Rates have already inched up slightly by 0.25% in a decision
by the Federal Reserve System in December. This is the start of a trend that
will gradually continue in the future, as our country’s economy continues to
improve. This marks the end of the near-zero borrowing costs that have
prevailed in recent years, and it’s good for investors, but not so great for
homebuyers. What do these rate increases mean if you plan on purchasing a new
home this year? We’ve broken it down in a few examples of what the cost will be
to those who wait to buy their homes and rates continue to increase.
The average mortgage rate for a 30-year fixed has been
around, or just below 4.0%, which is what we will use in our example. An
average mortgage amount of $300,000 at 4.0% will cost the homebuyer $1,432.25
per month for principal and interest. The difference in the monthly payment for
0.25% increase in the rate (to 4.25%) is $43.57 per month, or $522.84 per year.
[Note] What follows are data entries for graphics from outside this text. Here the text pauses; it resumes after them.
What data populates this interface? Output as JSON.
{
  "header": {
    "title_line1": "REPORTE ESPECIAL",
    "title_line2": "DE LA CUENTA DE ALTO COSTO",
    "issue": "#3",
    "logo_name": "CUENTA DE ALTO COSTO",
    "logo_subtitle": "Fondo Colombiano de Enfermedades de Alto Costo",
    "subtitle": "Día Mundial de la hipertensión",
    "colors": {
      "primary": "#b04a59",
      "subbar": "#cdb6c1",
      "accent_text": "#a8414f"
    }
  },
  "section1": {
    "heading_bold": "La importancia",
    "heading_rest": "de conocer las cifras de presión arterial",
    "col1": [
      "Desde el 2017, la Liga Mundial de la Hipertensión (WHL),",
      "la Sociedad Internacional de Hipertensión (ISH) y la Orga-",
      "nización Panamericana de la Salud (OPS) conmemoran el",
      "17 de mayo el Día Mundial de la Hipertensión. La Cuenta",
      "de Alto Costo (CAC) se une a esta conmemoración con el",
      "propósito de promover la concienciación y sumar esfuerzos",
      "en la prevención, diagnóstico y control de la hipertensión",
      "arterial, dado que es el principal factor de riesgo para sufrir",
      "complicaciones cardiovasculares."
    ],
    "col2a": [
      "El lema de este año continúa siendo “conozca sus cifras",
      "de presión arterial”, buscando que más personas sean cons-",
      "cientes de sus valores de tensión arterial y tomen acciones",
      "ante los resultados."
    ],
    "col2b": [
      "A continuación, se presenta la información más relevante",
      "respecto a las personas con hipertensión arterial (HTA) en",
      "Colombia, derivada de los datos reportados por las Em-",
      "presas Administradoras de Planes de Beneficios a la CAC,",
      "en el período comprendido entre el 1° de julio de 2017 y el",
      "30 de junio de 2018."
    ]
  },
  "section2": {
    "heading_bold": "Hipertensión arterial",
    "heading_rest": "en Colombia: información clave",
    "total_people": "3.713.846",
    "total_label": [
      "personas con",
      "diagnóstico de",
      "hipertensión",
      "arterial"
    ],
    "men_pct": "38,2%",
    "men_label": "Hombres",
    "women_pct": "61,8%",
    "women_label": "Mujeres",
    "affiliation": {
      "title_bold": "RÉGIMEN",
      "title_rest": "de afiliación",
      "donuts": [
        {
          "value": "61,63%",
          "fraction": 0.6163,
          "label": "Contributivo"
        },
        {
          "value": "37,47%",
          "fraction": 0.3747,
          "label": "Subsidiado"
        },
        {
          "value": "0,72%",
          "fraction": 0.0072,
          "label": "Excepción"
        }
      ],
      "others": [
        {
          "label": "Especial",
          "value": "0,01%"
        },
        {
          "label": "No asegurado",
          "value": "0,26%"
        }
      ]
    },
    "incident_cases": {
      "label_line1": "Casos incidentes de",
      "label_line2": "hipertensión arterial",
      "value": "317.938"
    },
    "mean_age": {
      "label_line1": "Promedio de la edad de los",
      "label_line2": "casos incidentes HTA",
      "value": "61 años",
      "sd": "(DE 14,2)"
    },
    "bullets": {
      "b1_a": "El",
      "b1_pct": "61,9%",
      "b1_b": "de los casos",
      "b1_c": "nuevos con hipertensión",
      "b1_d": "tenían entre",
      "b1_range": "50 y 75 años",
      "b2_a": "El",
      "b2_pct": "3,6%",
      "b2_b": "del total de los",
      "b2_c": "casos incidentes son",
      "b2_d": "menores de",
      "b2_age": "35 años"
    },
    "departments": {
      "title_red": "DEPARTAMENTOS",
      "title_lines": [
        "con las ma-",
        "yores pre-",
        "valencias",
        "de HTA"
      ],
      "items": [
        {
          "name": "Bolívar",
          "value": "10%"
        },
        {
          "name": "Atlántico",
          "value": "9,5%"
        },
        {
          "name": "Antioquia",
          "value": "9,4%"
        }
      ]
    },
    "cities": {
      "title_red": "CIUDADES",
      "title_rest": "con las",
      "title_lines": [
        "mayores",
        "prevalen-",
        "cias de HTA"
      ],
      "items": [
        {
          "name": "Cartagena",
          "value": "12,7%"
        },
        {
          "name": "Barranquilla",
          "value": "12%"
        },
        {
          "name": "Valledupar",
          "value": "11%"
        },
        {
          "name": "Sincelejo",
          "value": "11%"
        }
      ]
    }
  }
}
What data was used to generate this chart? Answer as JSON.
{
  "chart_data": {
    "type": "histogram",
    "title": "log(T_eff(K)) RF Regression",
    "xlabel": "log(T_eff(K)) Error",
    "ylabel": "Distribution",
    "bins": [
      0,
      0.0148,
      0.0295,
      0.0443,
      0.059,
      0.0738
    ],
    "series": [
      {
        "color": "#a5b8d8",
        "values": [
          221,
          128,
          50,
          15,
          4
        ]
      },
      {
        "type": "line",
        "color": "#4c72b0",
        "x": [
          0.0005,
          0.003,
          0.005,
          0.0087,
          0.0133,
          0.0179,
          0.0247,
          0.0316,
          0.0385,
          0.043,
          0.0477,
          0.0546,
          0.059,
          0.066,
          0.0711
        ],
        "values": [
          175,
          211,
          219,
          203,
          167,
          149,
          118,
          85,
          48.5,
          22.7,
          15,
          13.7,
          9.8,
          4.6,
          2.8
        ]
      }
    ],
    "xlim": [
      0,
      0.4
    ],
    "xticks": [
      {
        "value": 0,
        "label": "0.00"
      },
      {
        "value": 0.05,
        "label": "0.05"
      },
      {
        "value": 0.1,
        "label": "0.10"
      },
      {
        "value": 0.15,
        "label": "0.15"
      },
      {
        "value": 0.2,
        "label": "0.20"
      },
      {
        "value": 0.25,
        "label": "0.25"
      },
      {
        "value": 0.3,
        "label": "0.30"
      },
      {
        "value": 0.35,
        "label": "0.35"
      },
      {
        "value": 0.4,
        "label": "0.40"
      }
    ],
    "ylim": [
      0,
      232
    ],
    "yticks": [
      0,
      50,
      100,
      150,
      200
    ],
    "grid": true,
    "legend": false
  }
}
Not a significant difference, but there are a lot of things you can do with
$500.00 extra per year. When you add it up over the life of your 30 year loan
the total is $15,685.30.
Since the Federal Reserve has promised to continually
increase rates, the longer you wait, the higher your monthly payment and cost
to borrow money for a home becomes. Because we don’t know for sure when these
gradual increases will happen, it’s hard to predict exactly when the right time
to buy a home will be. Of course, the sooner you make your decision, the better
you will do on your interest rate. For example, the same $300,000 mortgage
amount at a 5.0% fixed rate will increase to $1,610.46 per month in principal
and interest. That’s a difference of $178.21 per month. Only 1% difference in
the rate and you are paying over $2,000 more per year for your mortgage. That
could be a nice, modest vacation. Over 30 years that is $60,000 – a lot of nice
vacations!
The same mortgage amount at 6.0% interest is now $1,798.65
per month, or $366.40 per month more in Princeton and interest on your payment.
That’s $4,396.80 per year. Over the life of a 30-year mortgage that’s a grand
total of $131,901! That’s enough money to finance a college education, or even a
few years of retirement. It doesn’t sound so bad when you are talking about a
quarter-of-a-percent, or even 1-2 percent higher than today’s rates. But when
you start to do the math it really adds up over the length of the loan.